Interferon mediated control of intracellular bacteria
Legionella pneumophila is the major causative agent of Legionnaire’s Disease, which is a vastly under diagnosed infection estimated to cause around 10% of community acquired pneumonia. Although L. pneumophila is foremost an environmental organism, the ability of the bacteria to survive and replicate in amoebae has equipped the pathogen with the capacity to survive and replicate in human alveolar macrophages. Immunocompetent hosts generally respond to L. pneumophila infection through a robust innate immune response. We and others have shown that interferon g (IFNγ) is induced early after L. pneumophila infection and is crucial for controlling bacterial load in the lung. We recently showed that IFNγ production by memory T-cells was stimulated in an antigen-independent manner and drove clearance of the bacteria from the lung by stimulating the bactericidal activity of inflammatory monocyte-derived cells (MCs). In contrast, neutrophils did not require IFNγ to kill bacteria and alveolar macrophages remained poorly bactericidal even in the presence of IFNγ. The aim of this study is to investigate the molecular mechanisms by which IFNγ drives clearance of L. pneumophila from the lung. This work builds on our recent finding that monocyte derived cells are the primary responders to IFNγ production during L. pneumophila infection and that IFNγ drives a bactericidal response by upregulating the expression of guanylate binding proteins (GBP) and immunity-related GTPases (IRGs). The specific aims of this proposal are to examine the contribution of IFNγ-induced Gbp1 and Irga6 to cell autonomous defence against L. pneumophila and in vivo clearance. In this aim we will focus on the mechanisms by which Gbp1 and Irga6 which restrict L. pneumophila intracellular replication. We will express Gbp1 and Irga6 in mouse macrophages, examine their coordinated effect on bacterial survival and create genetic deletions in macrophage cell lines to determine if these cells are more susceptible to infection. In addition, we will characterise the role of other GBPs and IRGs in the restriction of L. pneumophila intracellular replication. Other GBPs and IRGs upregulated by IFNγ will be assessed for their contribution to the restriction of L. pneumophila intracellular replication following similar in vitro approaches. In addition, we will generate GBP- and IRG-deficient mice to test the relevance of our findings in vivo.

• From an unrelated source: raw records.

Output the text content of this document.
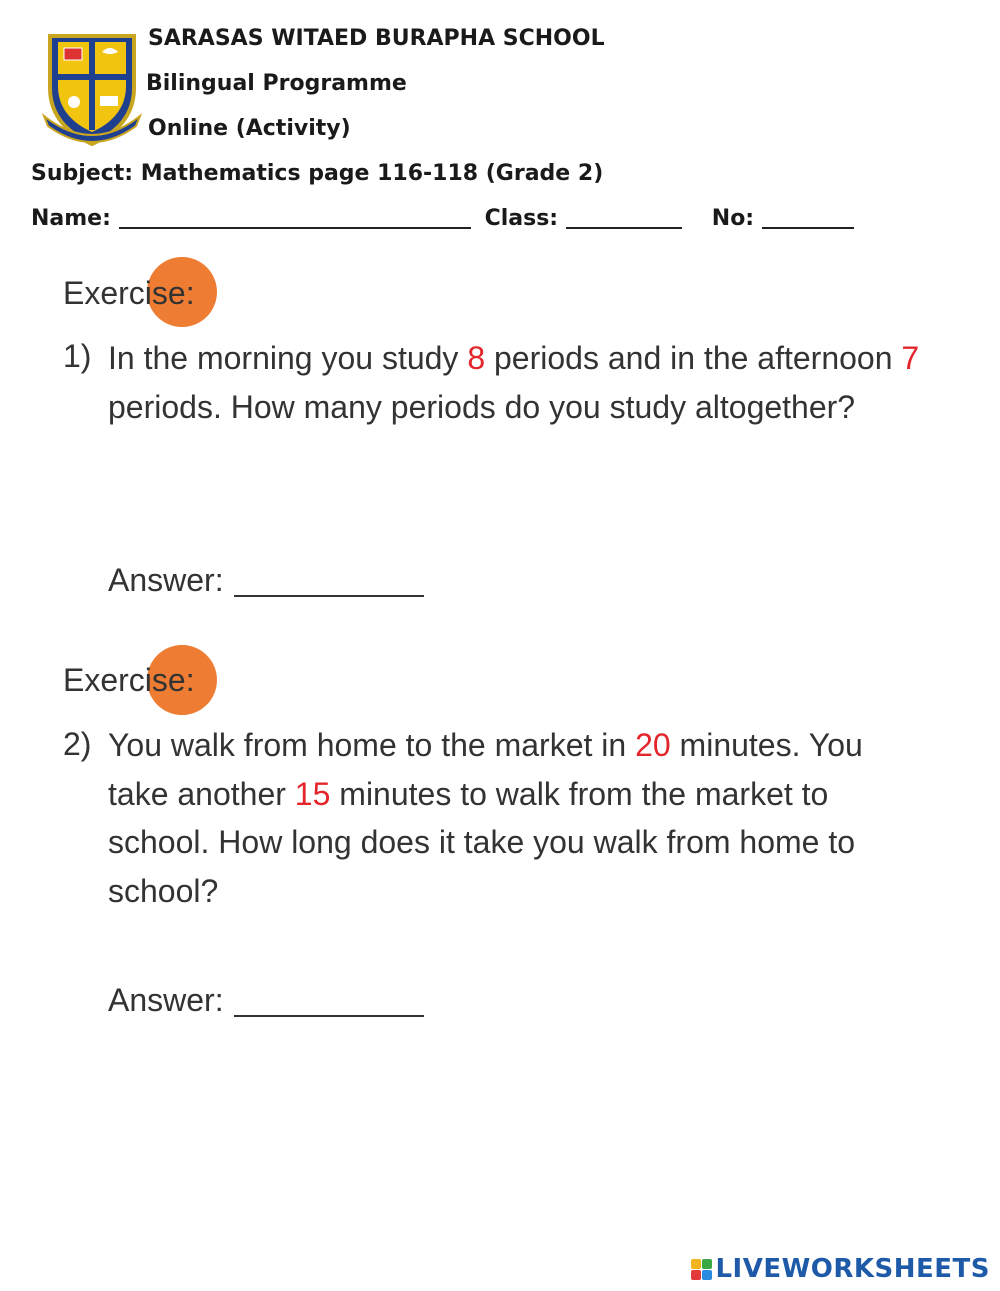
SARASAS WITAED BURAPHA SCHOOL
Bilingual Programme
Online (Activity)
Subject: Mathematics page 116-118 (Grade 2)
Name:	Class:	No:
Exercise:
1) In the morning you study 8 periods and in the afternoon 7 periods. How many periods do you study altogether?
Answer:
Exercise:
2) You walk from home to the market in 20 minutes. You take another 15 minutes to walk from the market to school. How long does it take you walk from home to school?
Answer:
LIVEWORKSHEETS
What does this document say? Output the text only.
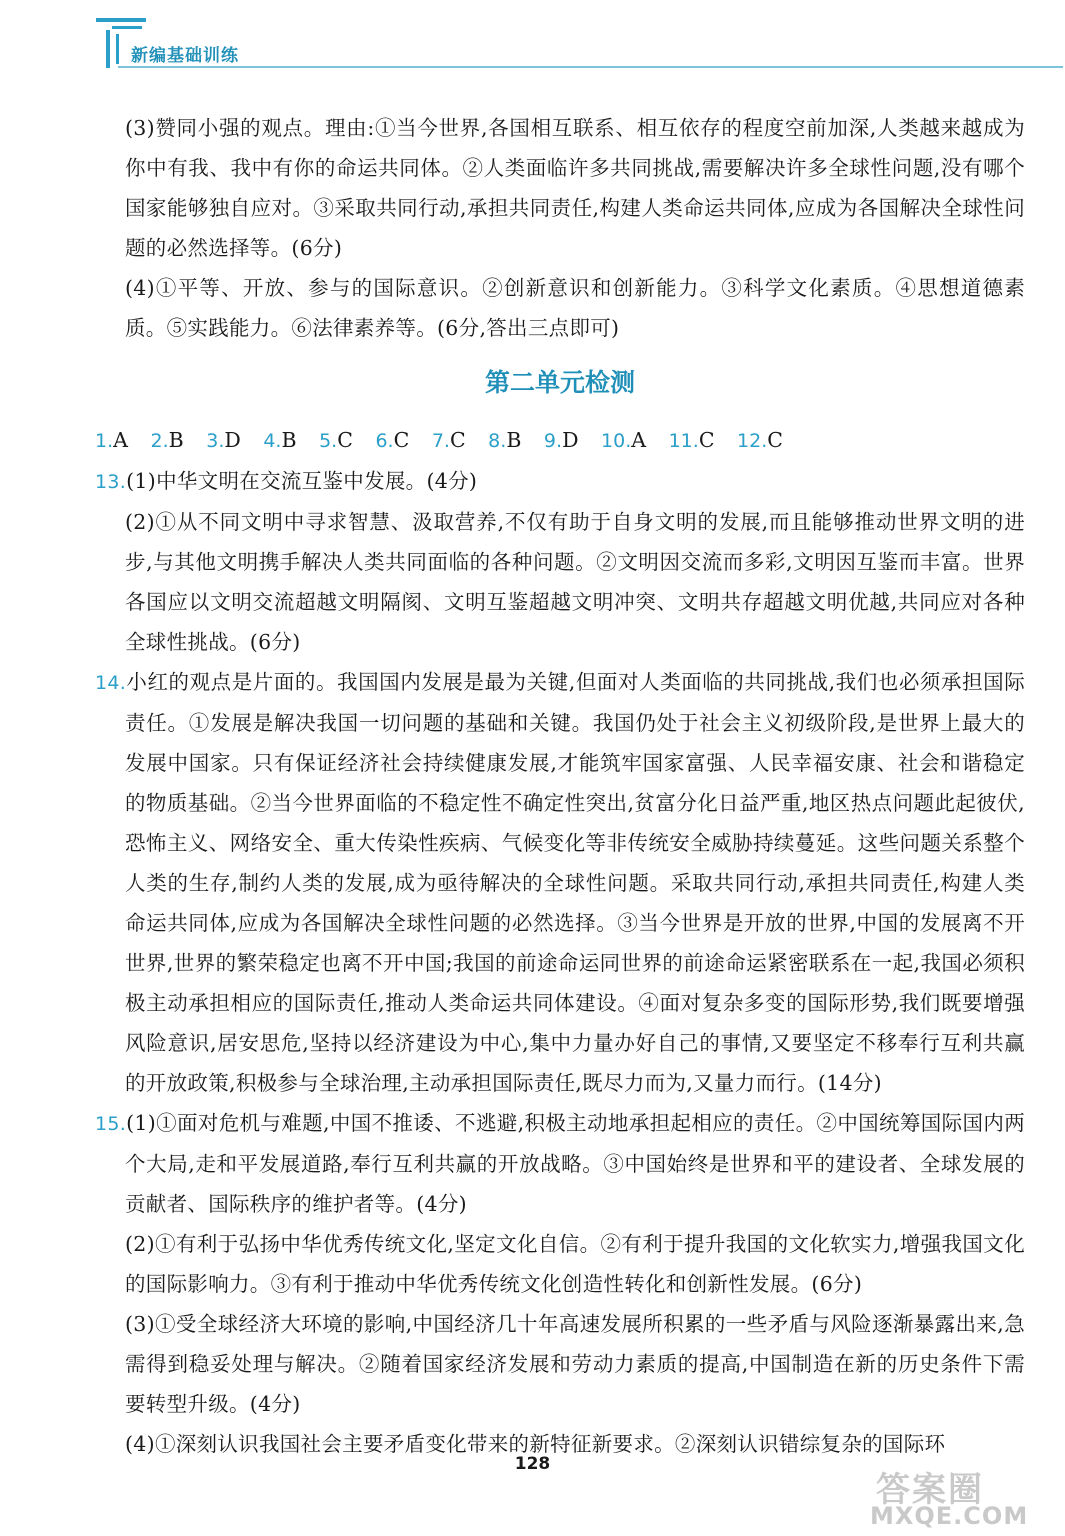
新编基础训练

(3)赞同小强的观点。理由:①当今世界,各国相互联系、相互依存的程度空前加深,人类越来越成为你中有我、我中有你的命运共同体。②人类面临许多共同挑战,需要解决许多全球性问题,没有哪个国家能够独自应对。③采取共同行动,承担共同责任,构建人类命运共同体,应成为各国解决全球性问题的必然选择等。(6分)

(4)①平等、开放、参与的国际意识。②创新意识和创新能力。③科学文化素质。④思想道德素质。⑤实践能力。⑥法律素养等。(6分,答出三点即可)

第二单元检测
1.A 2.B 3.D 4.B 5.C 6.C 7.C 8.B 9.D 10.A 11.C 12.C

13.(1)中华文明在交流互鉴中发展。(4分)

(2)①从不同文明中寻求智慧、汲取营养,不仅有助于自身文明的发展,而且能够推动世界文明的进步,与其他文明携手解决人类共同面临的各种问题。②文明因交流而多彩,文明因互鉴而丰富。世界各国应以文明交流超越文明隔阂、文明互鉴超越文明冲突、文明共存超越文明优越,共同应对各种全球性挑战。(6分)

14.小红的观点是片面的。我国国内发展是最为关键,但面对人类面临的共同挑战,我们也必须承担国际责任。①发展是解决我国一切问题的基础和关键。我国仍处于社会主义初级阶段,是世界上最大的发展中国家。只有保证经济社会持续健康发展,才能筑牢国家富强、人民幸福安康、社会和谐稳定的物质基础。②当今世界面临的不稳定性不确定性突出,贫富分化日益严重,地区热点问题此起彼伏,恐怖主义、网络安全、重大传染性疾病、气候变化等非传统安全威胁持续蔓延。这些问题关系整个人类的生存,制约人类的发展,成为亟待解决的全球性问题。采取共同行动,承担共同责任,构建人类命运共同体,应成为各国解决全球性问题的必然选择。③当今世界是开放的世界,中国的发展离不开世界,世界的繁荣稳定也离不开中国;我国的前途命运同世界的前途命运紧密联系在一起,我国必须积极主动承担相应的国际责任,推动人类命运共同体建设。④面对复杂多变的国际形势,我们既要增强风险意识,居安思危,坚持以经济建设为中心,集中力量办好自己的事情,又要坚定不移奉行互利共赢的开放政策,积极参与全球治理,主动承担国际责任,既尽力而为,又量力而行。(14分)

15.(1)①面对危机与难题,中国不推诿、不逃避,积极主动地承担起相应的责任。②中国统筹国际国内两个大局,走和平发展道路,奉行互利共赢的开放战略。③中国始终是世界和平的建设者、全球发展的贡献者、国际秩序的维护者等。(4分)

(2)①有利于弘扬中华优秀传统文化,坚定文化自信。②有利于提升我国的文化软实力,增强我国文化的国际影响力。③有利于推动中华优秀传统文化创造性转化和创新性发展。(6分)

(3)①受全球经济大环境的影响,中国经济几十年高速发展所积累的一些矛盾与风险逐渐暴露出来,急需得到稳妥处理与解决。②随着国家经济发展和劳动力素质的提高,中国制造在新的历史条件下需要转型升级。(4分)

(4)①深刻认识我国社会主要矛盾变化带来的新特征新要求。②深刻认识错综复杂的国际环

128
答案圈
MXQE.COM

Control of innate and adaptive immunity against Legionella pneumophila by Arf-GTPase exchange factors using in vivo infection systems
Legionella pneumophila is a ubiquitous environmental bacterium, which forms a specialised phagosome, called the Legionella containing vacuole (LCV), in free-living protozoa, but Legionella can also replicate in human alveolar macrophages, dendritic cells (DC) and epithelial cells. Murine macrophages are non-permissive in principle, but may be rendered susceptible by mutations in the host genome affecting control of the LCV, and this includes genes involved in cellular metabolism and lipid kinases. The Kolanus lab has generated knock-out mouse models for all four Arf-GTPase guanine nucleotide exchange factors (GEF) of the so-called cytohesin family. Arf-GTPases are required for proper intracellular vesicle transport, cell adhesion and lipid kinase signalling. Arf1 in particular is targeted by the Legionella virulence effector, RalF, which acts as an Arf GEF and, unusually for a bacterial protein, contains a Sec7 domain. RalF functions to recruit Arf1 to the LCV. As predicted from cell biology, myeloid-specific knock-out of cytohesin- 1 or -2 yield defective cell adhesion and in vivo cell recruitment functions in macrophages, DC and in neutrophil granulocytes, respectively. However, new evidence points to an important function of these molecules in the regulation of phagocytosis and autophagy in macrophages and DC. In the course of this project, we will explore the roles of Arf GTPase regulatory pathways in both innate and adaptive immunity against Legionella infection. We will employ in vivo infection systems of knock-out mouse models with subsequent mechanistic analyses at the cell level, using dynamic subcellular imaging and biochemistry. The project will thus yield a rich educational content for aspiring students at the scientific interface of immunology, cell biology and microbiology, and will further provide highly relevant basic research for potential future public health management.